— И я, — кивнула она. — Я тоже.
В нем вдруг поднялась горячая, жаркая волна. Захотелось встать перед ней, обнять, отвести душистую прядь волос, доверительно шепнуть в маленькое розовое ухо: ты — знаешь? Догадывалась?
Но вместо этого он чувствовал, что все глубже погружается в пропасть, в теснину, края которой сходятся страшно и глухо, сдавливают его. А она наверху — ходит, ищет. Может быть, даже отчаянно зовет. Но не знает, что нужно просто опустить глаза.
— Что тебя беспокоит?
Он чуть было не прибавил — «еще», но вовремя прикусил язык.
— Понимаешь, в чем дело, — сказала Наталья. — Наверное, только я и могу видеть тебя по-настоящему. Это — не бабья блажь.
— Я ведь уже сказал — верю, — он попытался успокоить ее, но вместо этого разволновался сам. — А почему — блажь?
«С чего она все-таки взяла, что я способен хоть немного поверить во всю эту… Без сомнений, обычного здорового скептицизма и нездоровых мужских комплексов-опасений. Она что, настолько мне доверяет? Или просто до сих пор находится под впечатлением увиденного?
А что тогда прикажете делать мне? На стенку лезть? Искать новых докторов и колдуний, чтобы они выковыряли, выпотрошили, вырезали из меня невесть что, чем я обязан именно ей — милой, душевной и заботливой? И теперь ее снедают муки совести! Иначе, будь она обычной женщиной, живущей в реальном мире, она бы, прежде всего, попыталась вживить, впаять в меня свое знание обо мне. Свое представление об опасности.
Неужто она верит, что так сразу убедила меня в том, чему не поверит ни один нормальный мужик на моем месте? Она с самого начала ставила меня на одну доску с собой? Забавно…»
— Конечно, я поверил сразу, что дело серьезно, — кивнул он. — Но пойми сама: как все это должно сразу уложиться в голове обычного человека, который ничего не видит… как ты… который не готов ко всему этакому…
— Но ведь уложилось же, — возразила она. — Иначе бы ты сегодня с утра не кинулся по больницам, верно?
— Скажи еще — сломя голову, — буркнул он, чувствуя, как предательски краснеет.
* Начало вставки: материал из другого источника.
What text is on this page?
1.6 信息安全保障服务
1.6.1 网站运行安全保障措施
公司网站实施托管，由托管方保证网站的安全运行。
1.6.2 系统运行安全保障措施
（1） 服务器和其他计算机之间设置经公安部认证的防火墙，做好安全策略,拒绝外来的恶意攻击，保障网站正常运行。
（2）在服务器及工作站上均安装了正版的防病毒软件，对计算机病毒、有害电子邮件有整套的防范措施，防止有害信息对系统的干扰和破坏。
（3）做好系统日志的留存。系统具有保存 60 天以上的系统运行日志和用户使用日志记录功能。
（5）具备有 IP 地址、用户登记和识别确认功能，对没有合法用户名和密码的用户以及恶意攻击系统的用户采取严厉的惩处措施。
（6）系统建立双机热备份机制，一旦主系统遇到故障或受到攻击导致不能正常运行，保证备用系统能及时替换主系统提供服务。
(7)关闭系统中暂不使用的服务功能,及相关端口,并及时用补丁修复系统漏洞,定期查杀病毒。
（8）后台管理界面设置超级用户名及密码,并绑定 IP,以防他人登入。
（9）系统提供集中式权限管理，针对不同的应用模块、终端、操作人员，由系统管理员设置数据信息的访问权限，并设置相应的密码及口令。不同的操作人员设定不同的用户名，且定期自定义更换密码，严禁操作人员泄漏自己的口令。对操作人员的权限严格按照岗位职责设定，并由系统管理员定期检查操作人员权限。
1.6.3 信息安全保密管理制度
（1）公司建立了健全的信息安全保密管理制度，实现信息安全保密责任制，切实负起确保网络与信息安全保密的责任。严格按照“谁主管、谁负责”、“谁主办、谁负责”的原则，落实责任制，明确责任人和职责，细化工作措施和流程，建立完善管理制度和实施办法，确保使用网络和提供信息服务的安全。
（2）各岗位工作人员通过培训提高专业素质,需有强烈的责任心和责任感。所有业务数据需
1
Затем помолчал, но надолго не удержался — подозрительно покосился на нее.
— А откуда ты знаешь? Это что, тоже входит в твои…
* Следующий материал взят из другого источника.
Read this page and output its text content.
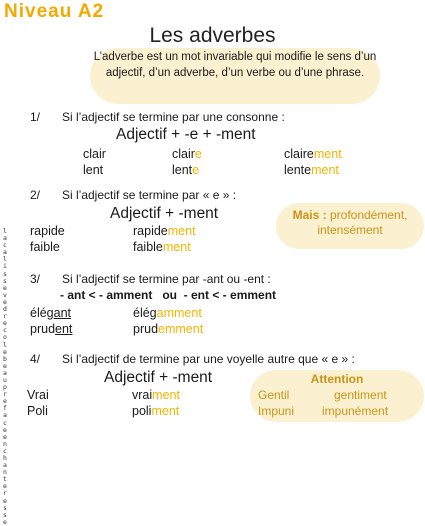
Niveau A2
Les adverbes
L’adverbe est un mot invariable qui modifie le sens d’un adjectif, d’un adverbe, d’un verbe ou d’une phrase.
1/ Si l’adjectif se termine par une consonne :
Adjectif + -e + -ment
clair	claire	clairement
lent	lente	lentement
2/ Si l’adjectif se termine par « e » :
Adjectif + -ment	Mais : profondément,
intensément
rapide	rapidement
faible	faiblement
3/ Si l’adjectif se termine par -ant ou -ent :
- ant < - amment   ou  - ent < - emment
élégant	élégamment
prudent	prudemment
4/ Si l’adjectif de termine par une voyelle autre que « e » :
Adjectif + -ment	Attention
Gentil	gentiment
Impuni impunément
Vrai	vraiment
Poli	poliment
lacalissevedrecolebeauprefaceenchanteresse
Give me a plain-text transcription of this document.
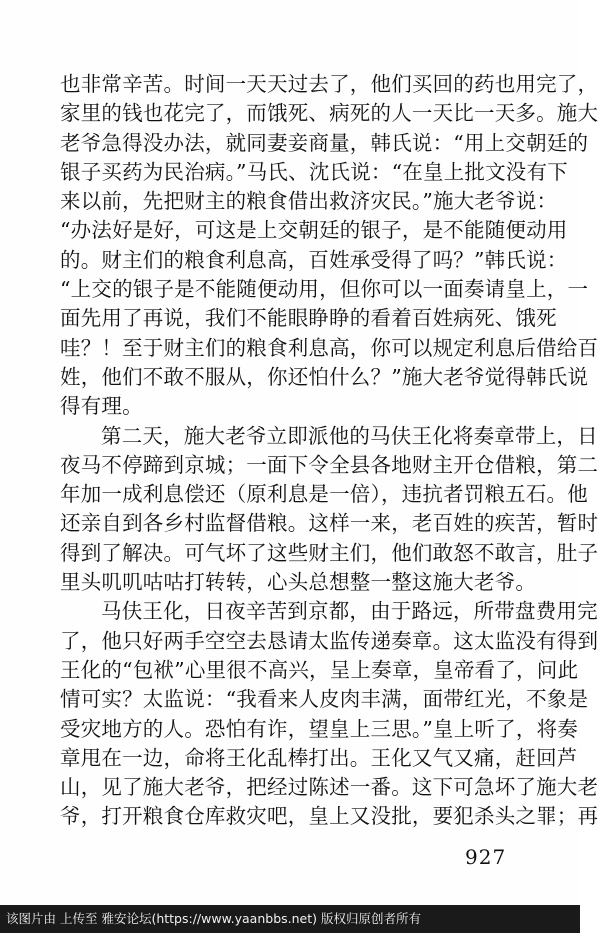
也非常辛苦。时间一天天过去了，他们买回的药也用完了，
家里的钱也花完了，而饿死、病死的人一天比一天多。施大
老爷急得没办法，就同妻妾商量，韩氏说：“用上交朝廷的
银子买药为民治病。”马氏、沈氏说：“在皇上批文没有下
来以前，先把财主的粮食借出救济灾民。”施大老爷说：
“办法好是好，可这是上交朝廷的银子，是不能随便动用
的。财主们的粮食利息高，百姓承受得了吗？”韩氏说：
“上交的银子是不能随便动用，但你可以一面奏请皇上，一
面先用了再说，我们不能眼睁睁的看着百姓病死、饿死
哇？！至于财主们的粮食利息高，你可以规定利息后借给百
姓，他们不敢不服从，你还怕什么？”施大老爷觉得韩氏说
得有理。
第二天，施大老爷立即派他的马伕王化将奏章带上，日
夜马不停蹄到京城；一面下令全县各地财主开仓借粮，第二
年加一成利息偿还（原利息是一倍），违抗者罚粮五石。他
还亲自到各乡村监督借粮。这样一来，老百姓的疾苦，暂时
得到了解决。可气坏了这些财主们，他们敢怒不敢言，肚子
里头叽叽咕咕打转转，心头总想整一整这施大老爷。
马伕王化，日夜辛苦到京都，由于路远，所带盘费用完
了，他只好两手空空去恳请太监传递奏章。这太监没有得到
王化的“包袱”心里很不高兴，呈上奏章，皇帝看了，问此
情可实？太监说：“我看来人皮肉丰满，面带红光，不象是
受灾地方的人。恐怕有诈，望皇上三思。”皇上听了，将奏
章甩在一边，命将王化乱棒打出。王化又气又痛，赶回芦
山，见了施大老爷，把经过陈述一番。这下可急坏了施大老
爷，打开粮食仓库救灾吧，皇上又没批，要犯杀头之罪；再
927
该图片由 上传至 雅安论坛(https://www.yaanbbs.net) 版权归原创者所有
— Успокойся, никуда это не входит, — улыбнулась она. — Просто от тебя за версту несет больницей.
— Как это? — удивился Вадим, смущенно разглядывая ладони, точно намеревался обнаружить там пахучие следы лекарств или нашатыря.
— Волосы, — спокойно пояснила она. — Они легко впитывают все острые и химические запахи. Да и потом не слишком-то спешат с ними расстаться.
Она протянула руку и погладила его волосы ласковым, осторожным движением. Он замер, прислушиваясь к прикосновению женской руки, к пальцам той, которая ему нравилась, но совсем не так, как все другие женщины, что были до нее. Вадим совсем не испытывал к Наталье физического влечения, может, лишь самую малость. Острая тревога о собственном здоровье зачастую притупляет в мужчине все остальные инстинкты. И оттого он начинает беспокоиться еще больше.
— У тебя на столе бутылка, а гостям не предлагаешь, — улыбнулась она.
— Ты разве пьешь? В смысле — водку? — поправился Вадим.